We forecast that the market for specific, direct, modulators of apoptosis in oncology will grow from $0.6 billion in 2008 to $12 billion in 2013, an average annual growth rate (AGR) of 64%, when it will represent about 22% of all oncology drug sales. This is well in excess of the AGR for oncology as a whole (which is expected to be almost 14% over the same period). Oncology will itself be the best performing major segment of the overall pharmaceutical market, which will grow at around 6% over the forecast period. Individual forecasts are presented for PIs and other DAs targeting caspases, BCL2 proteins, TP53, and HSPs.
We estimate that indirect modulators of apoptosis (which have varying apoptotic effects, but do not target known apoptotic pathways) comprise around half the oncology market by sales volume and will perform similarly to it, rising from $28 billion in 2008 to $57 billion in 2013, an average AGR of 12%. This corresponds to a fairly constant market share (51% of the oncology market in 2008, falling slightly to 48% by 2013). Forecasts are presented for first generation IAs and for the two main groups of second generation IAs (biologics and small moecules such as kinase inhibitors and hormone antagonists).
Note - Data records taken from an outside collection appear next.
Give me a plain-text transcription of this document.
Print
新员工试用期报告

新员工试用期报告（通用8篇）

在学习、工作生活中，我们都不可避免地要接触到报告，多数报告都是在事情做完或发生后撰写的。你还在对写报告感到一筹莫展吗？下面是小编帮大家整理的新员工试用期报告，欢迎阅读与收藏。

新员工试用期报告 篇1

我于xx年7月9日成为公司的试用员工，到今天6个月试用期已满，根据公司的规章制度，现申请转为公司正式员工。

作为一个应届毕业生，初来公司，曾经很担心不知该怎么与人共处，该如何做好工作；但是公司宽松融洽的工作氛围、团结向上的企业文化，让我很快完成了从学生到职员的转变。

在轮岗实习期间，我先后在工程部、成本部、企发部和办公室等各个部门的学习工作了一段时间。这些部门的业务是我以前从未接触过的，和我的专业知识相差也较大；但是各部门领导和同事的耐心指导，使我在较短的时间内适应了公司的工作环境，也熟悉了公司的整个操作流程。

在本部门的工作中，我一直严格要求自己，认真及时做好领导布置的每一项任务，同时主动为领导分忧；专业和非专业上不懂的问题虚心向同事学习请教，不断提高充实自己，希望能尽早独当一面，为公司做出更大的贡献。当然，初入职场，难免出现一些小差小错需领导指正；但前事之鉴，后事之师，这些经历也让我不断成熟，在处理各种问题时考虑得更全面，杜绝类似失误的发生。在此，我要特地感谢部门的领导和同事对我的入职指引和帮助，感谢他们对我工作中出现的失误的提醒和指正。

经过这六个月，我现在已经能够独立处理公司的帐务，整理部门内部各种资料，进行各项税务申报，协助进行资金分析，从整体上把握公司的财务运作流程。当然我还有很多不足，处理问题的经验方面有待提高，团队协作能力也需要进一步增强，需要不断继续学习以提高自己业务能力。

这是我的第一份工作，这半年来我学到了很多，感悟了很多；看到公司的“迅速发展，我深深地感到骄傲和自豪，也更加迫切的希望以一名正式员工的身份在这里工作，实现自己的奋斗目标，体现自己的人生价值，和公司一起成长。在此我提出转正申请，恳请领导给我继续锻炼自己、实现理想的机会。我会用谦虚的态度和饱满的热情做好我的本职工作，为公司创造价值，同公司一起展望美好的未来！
Various agents known or suspected to have apoptosis-modulating properties are also in development for indications other than cancer. The two main areas are: CNS disorders (in particular neurodegenerative diseases) and chronic inflammation/autoimmunity (in particular rheumatoid arthritis). Depending on cells being targeted, therapies seek to either promote or interfere with apoptosis. Some of the DAs currently in development for cancer may also find application in the treatment of other diseases.
This report also examines apoptosis-related patents and patent applications filed during the current decade to identify the most prolific filers of patents.